Döndüklerinde, Evelyn Norton'un Ethan Smith'in önünde durduğunu gördüler.
Blaine Pitts kaşlarını çattı ve soğuk bir şekilde, "Evelyn, ne yapıyorsun?" dedi.
Evelyn hafif bir gülüşle cevap verdi, "Ethan'ın yardımı olmasaydı, bu İlahi İlaç'ı ele geçirme şansımız asla olmazdı."
"Şimdi ona ihanet etmek uygun olmaz mı?"
Blaine yüksek sesle güldü, "Evelyn, ne zaman bu kadar yumuşak kalpli oldun?"

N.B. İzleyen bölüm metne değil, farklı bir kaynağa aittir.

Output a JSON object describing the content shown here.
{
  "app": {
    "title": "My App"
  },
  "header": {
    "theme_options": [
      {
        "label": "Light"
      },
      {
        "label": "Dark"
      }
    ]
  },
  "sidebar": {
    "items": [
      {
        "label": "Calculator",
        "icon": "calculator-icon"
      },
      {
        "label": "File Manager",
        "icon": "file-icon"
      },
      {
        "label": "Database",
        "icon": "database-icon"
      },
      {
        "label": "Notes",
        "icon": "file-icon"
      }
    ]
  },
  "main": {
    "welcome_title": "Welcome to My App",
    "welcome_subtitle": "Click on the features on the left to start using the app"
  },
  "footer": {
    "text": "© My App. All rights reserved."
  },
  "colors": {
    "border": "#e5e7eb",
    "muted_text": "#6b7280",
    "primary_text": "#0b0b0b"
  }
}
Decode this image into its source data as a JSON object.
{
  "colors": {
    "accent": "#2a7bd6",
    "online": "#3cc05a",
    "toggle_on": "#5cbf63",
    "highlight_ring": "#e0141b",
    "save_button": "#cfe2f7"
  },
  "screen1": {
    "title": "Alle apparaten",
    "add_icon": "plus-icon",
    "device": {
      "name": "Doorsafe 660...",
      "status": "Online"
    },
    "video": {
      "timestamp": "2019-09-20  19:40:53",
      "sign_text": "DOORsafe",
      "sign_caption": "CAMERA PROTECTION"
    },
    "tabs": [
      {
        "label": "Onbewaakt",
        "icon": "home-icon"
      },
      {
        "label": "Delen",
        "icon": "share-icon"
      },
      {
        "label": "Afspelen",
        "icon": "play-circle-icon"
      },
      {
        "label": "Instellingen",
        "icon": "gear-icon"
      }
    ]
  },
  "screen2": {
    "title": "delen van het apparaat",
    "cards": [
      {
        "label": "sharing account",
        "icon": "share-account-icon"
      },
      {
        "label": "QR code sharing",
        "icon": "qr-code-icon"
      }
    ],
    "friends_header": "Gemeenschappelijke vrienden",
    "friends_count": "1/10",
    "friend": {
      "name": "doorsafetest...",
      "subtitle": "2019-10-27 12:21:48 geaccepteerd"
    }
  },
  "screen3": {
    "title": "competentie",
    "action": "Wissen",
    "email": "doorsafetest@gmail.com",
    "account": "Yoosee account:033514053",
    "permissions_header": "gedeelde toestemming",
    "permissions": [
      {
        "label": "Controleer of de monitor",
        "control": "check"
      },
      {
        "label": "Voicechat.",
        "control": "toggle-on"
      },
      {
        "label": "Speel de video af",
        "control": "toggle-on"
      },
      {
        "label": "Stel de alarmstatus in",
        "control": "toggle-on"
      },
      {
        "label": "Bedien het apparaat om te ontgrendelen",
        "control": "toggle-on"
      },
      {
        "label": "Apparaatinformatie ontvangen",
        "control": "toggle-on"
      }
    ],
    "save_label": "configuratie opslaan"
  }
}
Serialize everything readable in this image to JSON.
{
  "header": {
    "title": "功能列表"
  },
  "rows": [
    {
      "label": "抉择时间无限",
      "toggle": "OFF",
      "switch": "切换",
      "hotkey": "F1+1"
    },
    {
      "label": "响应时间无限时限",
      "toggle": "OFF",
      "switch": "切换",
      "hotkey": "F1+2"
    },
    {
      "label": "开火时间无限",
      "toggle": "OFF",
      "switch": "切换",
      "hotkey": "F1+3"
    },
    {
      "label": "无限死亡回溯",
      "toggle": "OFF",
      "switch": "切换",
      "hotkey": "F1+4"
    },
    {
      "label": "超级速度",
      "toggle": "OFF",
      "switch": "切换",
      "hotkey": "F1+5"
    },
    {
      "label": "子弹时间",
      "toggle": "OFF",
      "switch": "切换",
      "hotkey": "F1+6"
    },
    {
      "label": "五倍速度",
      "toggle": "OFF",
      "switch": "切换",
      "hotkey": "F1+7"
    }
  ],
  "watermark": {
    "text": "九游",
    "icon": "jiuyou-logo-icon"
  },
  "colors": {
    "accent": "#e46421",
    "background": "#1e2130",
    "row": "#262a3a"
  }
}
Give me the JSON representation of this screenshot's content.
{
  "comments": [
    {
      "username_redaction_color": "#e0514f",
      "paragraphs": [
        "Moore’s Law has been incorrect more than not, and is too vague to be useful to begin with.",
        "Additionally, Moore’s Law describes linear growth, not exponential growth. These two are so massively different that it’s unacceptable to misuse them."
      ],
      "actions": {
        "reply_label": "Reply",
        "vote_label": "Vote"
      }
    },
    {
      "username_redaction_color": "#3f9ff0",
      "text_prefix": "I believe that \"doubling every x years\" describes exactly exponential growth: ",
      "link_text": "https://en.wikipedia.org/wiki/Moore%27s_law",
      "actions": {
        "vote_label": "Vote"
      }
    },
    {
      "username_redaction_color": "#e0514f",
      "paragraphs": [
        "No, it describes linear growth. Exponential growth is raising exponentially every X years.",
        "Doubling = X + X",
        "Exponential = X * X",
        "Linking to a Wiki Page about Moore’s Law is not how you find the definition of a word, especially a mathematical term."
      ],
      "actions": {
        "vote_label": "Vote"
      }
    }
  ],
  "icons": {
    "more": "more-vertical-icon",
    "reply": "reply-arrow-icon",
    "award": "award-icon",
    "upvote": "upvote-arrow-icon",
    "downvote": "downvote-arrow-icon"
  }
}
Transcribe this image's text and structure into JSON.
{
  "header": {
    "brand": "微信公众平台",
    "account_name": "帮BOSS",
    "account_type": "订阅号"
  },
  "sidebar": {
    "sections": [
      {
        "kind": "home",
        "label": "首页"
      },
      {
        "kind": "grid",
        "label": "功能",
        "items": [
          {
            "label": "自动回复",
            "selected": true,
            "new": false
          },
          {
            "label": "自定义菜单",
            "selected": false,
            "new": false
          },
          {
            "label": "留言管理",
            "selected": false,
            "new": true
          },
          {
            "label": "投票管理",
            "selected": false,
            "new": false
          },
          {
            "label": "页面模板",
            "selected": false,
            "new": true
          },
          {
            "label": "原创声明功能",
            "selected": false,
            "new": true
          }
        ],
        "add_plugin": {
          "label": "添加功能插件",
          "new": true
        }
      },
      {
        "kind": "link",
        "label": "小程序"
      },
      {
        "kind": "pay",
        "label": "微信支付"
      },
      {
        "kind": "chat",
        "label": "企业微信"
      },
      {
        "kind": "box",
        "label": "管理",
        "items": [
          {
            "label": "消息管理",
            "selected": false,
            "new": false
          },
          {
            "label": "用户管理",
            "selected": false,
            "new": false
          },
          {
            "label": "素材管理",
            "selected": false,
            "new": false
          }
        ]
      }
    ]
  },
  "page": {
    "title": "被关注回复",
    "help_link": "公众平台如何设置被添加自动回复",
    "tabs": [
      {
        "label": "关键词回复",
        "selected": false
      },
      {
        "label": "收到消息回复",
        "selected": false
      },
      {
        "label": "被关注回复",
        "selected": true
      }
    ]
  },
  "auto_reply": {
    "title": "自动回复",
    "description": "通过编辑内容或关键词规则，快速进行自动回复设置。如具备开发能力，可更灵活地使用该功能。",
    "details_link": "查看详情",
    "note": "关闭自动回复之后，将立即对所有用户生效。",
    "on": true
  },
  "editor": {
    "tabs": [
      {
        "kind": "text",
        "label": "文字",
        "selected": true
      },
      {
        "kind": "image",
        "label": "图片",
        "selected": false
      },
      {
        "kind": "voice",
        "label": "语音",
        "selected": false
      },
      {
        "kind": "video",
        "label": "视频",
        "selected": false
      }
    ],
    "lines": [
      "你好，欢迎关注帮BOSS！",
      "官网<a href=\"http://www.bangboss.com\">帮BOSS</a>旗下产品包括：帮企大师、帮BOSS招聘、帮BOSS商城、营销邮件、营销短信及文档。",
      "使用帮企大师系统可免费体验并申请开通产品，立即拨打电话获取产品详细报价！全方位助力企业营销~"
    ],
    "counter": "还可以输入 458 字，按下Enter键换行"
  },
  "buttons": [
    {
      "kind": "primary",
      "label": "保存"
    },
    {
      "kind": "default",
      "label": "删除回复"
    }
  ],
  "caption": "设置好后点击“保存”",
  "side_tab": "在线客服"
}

Evelyn başını salladı, "Yumuşak kalpli değilim. Sadece Blaine Kardeş'in bana biraz yüz vermesini umuyorum."
"Bu İlahi İlaç'ı paylaşsak nasıl olur? Ne düşünüyorsun?" diye önerdi Ethan.
Bunu duyan Blaine daha da mutlu oldu!
Görünüşe göre Ethan gerçekten daha fazla dayanamıyordu, yoksa uzlaşmazdı!
Eğer durum buysa, neden ilacı onunla paylaşsındı ki?
"Rüyanda görürsün!" Blaine öfkeyle homurdandı.
"Şimdi git, belki hayatını bağışlarım."
Ethan gözlerini kısarak sordu, "Bu konuda ciddi misin?"
"Ha, şaka yaptığımı mı sanıyorsun?" Blaine kükredi ve tek bir adımda Ethan'a doğru atıldı!